Specifically for an institution like a medical facility or financial institutions, there are hardened appliances; sometimes referred to as vaulting appliances, that enforce anti-tampering to the point that the system administrators can't even delete data. You set a policy that requires multiple specific people using MFA to authenticate and authorize the deletion transaction. These are not cheap, but it's a lot cheaper than paying out a ransom and the down-time of rebuilding everything and the loss of reputation and loss of trust by board members and investors. These appliances have the bonus of enforcing many of your audit requirements around data retention and destruction.
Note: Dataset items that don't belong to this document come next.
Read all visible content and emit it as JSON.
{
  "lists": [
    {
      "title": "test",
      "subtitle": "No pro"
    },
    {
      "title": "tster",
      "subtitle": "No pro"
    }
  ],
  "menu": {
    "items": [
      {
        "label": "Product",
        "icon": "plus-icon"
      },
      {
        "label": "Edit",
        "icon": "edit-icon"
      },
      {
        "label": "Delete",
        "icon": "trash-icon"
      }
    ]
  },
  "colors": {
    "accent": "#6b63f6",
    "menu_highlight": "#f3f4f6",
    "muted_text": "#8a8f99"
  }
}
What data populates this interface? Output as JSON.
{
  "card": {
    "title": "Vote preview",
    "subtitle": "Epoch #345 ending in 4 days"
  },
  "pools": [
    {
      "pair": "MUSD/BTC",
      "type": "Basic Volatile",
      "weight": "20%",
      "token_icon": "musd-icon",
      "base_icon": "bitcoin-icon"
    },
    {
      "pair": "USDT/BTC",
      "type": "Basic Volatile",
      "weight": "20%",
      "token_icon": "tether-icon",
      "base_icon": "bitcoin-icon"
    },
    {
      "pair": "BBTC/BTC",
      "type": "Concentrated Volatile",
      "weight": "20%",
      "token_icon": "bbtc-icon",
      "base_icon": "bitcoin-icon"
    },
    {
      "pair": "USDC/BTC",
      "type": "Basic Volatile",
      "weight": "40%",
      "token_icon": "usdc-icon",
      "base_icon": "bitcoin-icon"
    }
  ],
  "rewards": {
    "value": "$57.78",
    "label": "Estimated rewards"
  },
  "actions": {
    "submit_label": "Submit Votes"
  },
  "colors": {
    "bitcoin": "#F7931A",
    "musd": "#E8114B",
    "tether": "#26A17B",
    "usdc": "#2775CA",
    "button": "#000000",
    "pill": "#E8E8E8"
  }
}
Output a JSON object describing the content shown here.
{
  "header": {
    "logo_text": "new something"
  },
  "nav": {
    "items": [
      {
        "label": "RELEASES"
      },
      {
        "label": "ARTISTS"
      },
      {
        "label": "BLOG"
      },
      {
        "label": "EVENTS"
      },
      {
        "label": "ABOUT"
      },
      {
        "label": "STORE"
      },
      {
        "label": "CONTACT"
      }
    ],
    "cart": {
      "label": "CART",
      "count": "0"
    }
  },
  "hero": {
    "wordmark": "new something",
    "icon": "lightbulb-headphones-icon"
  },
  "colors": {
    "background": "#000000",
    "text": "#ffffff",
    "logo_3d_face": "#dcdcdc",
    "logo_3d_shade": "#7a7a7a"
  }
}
To your example though, yes, it's not fun to manage fleet-wide, but you can boot up both Windows and Linux into ram and have network filesystem overlays that patient data could be written to. The SAN/NAS/Ceph clusters can then do backups locally and have anti-tampering in place. This is non trivial to set up correctly. That would be more resilient than depending on backups, but is much more work up front. For Windows, look into Windows 10 LTSC [1]. It can operate in a Kiosk mode and boot into memory or have hardened security options to minimize attack surface. Most Linux distributions can do this as well. Ceph can do both transport and filesystem encryption now. I will leave out the Linux examples as I doubt this is where these institutions are getting into trouble.

[1] - https://docs.microsoft.com/en-us/windows/whats-new/ltsc/what...

[-]
In my experience EDU IT tends to be an extremely small staff with a very heavy amount of duties and overtime. It frankly surprises me this doesn't happen more often.
[-]
It's also often quite distributed, which many small IT groups of 1-5 staff members that may or may not coordinate with each other or with the central IT group(s).
[-]
I did a contract programming gig for UCSF Med in 2018-2019 and they had a highly competent, mercilessly detail-oriented internal IT team trying to find HIPAA/security holes in my app on the reg. I actually left the project because this level of security wasn't in the original scope of work. Surprised if they weren't applying similar standards to their internal data and backup strategy.
It's hard to empathize with a corrupt entity that makes billions a year from swindling students and patients, all while maintaining a non-profit status. Par for the course with universities and large hospitals. Profit focused corruption leads them to not paying a good IT team.
Today's hackers are just like the pirates, robbers and thieves of the past. Many will find graish zones (e.g. software piracy) hoping to go undetected. Others will take high risk, high rewards (e.g. computer extortion, etc).